Réclamation Contentieuse au Service des Impôts des Entreprises (SIE)
CGI Livre des procédures fiscales art. R197-1 à R200-1 — délai de 2 ans après avis d'imposition
RÉCLAMATION CONTENTIEUSE — SERVICE DES IMPÔTS (SIE/SIP)
Livre des Procédures Fiscales art. R197-1 à R200-1 — délai de 2 ans à compter de la mise en recouvrement
1. IDENTIFICATION DU RÉCLAMANT
Nom / Dénomination : [Nom Reclamant]
Adresse : [Adresse Reclamant]
Numéro fiscal NIF / SIREN : [Nif Ou Siren]

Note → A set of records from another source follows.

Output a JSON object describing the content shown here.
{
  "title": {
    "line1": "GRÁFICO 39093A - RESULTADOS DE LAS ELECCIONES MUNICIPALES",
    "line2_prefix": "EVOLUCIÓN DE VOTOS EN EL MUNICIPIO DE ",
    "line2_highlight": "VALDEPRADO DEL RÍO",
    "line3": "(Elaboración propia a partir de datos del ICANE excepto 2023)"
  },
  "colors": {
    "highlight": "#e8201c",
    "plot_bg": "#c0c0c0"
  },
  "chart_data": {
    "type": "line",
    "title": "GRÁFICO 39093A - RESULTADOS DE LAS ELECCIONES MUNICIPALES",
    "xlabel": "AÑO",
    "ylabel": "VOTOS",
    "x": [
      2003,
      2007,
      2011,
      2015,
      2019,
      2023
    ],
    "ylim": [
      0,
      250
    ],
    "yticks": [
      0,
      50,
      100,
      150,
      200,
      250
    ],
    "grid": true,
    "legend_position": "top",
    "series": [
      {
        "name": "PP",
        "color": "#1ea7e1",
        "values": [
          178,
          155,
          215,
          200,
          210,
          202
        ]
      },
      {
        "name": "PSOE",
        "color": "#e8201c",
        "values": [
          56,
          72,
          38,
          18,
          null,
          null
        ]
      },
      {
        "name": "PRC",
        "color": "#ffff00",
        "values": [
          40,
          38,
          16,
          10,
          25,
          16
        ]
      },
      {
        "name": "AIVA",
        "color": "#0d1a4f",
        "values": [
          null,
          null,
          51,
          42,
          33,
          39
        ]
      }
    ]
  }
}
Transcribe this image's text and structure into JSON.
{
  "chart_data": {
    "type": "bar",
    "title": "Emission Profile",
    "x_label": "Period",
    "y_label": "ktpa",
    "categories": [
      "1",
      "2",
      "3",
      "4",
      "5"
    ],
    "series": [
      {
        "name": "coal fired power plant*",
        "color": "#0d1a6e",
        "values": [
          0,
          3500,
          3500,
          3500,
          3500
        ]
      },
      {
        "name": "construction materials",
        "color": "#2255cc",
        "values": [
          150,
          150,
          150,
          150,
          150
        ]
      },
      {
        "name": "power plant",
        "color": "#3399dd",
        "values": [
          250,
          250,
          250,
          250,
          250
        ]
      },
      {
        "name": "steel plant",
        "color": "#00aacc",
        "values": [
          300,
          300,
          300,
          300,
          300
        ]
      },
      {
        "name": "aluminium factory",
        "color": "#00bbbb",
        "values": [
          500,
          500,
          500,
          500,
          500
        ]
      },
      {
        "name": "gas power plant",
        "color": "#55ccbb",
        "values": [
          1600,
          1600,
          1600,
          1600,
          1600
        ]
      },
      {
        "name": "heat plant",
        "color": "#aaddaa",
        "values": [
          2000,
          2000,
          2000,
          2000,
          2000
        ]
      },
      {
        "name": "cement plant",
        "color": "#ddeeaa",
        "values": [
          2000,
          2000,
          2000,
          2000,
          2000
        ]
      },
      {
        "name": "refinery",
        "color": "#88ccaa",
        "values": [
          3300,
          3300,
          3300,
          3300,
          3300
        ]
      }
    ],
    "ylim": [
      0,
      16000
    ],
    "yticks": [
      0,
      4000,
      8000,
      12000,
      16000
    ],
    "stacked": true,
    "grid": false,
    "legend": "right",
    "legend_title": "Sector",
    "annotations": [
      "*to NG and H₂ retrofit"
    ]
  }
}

Qualité du réclamant : [Qualite Reclamant]
2. OBJET DE LA RÉCLAMATION
IMPOSITION CONTESTÉE
Nature de l'imposition : [Nature Impot]
Année / Période contestée : [Annee Imposition]
Référence de l'avis ou de la proposition de rectification : [Reference Avis]
Date de l'avis d'imposition / mise en recouvrement : [Date Avis Imposition]
Montant total contesté : [Montant Conteste]
Conformément à l'article R197-1 du Livre des Procédures Fiscales (LPF), la présente réclamation est déposée dans le délai légal de 2 ans à compter de la mise en recouvrement de l'imposition contestée. Cette réclamation constitue un préalable obligatoire à tout recours contentieux devant le Tribunal administratif compétent conformément à l'article L190 du LPF.
3. MOTIFS ET ARGUMENTS DE LA RÉCLAMATION
DÉVELOPPEMENT DES ARGUMENTS JURIDIQUES ET DE FAIT
Motif principal : [Motif Principal]
Arguments développés : [Arguments Juridiques]
Pièces justificatives jointes : [Pieces Fournies]
4. DEMANDE FORMELLE
DEMANDE AU SERVICE DES IMPÔTS
Type de demande : [Type Demande]
Montant du dégrèvement demandé : [Montant Demande Degrevement]
En conséquence de ce qui précède, je soussigné(e) [Nom Reclamant], vous demande respectueusement de bien vouloir procéder au dégrèvement / remboursement / réduction demandés conformément aux dispositions de l'article R197-1 et suivants du Livre des Procédures Fiscales. À défaut de décision dans un délai de 6 mois à compter du dépôt de la présente réclamation (ou 2 mois pour les réclamations d'IR conformément à l'article L190 du LPF), je me réserve le droit de former un recours contentieux devant le Tribunal administratif compétent.
Fait à [Adresse Reclamant], le ____/____/______
Signature du réclamant :
_________________________________________
[Nom Reclamant]
Contribuable / Réclamant
________________
Signature
Qu'est-ce qu'un Réclamation Contentieuse au Service des Impôts des Entreprises (SIE) ?
La Réclamation Contentieuse au Service des Impôts des Entreprises (SIE) est, en droit français, une courrier de réclamation contentieuse adressé au Service des impôts des entreprises (SIE) pour contester une imposition. Elle est régie par LPF art. R197-1 à R200-1.
Quand avez-vous besoin d'un Réclamation Contentieuse au Service des Impôts des Entreprises (SIE) ?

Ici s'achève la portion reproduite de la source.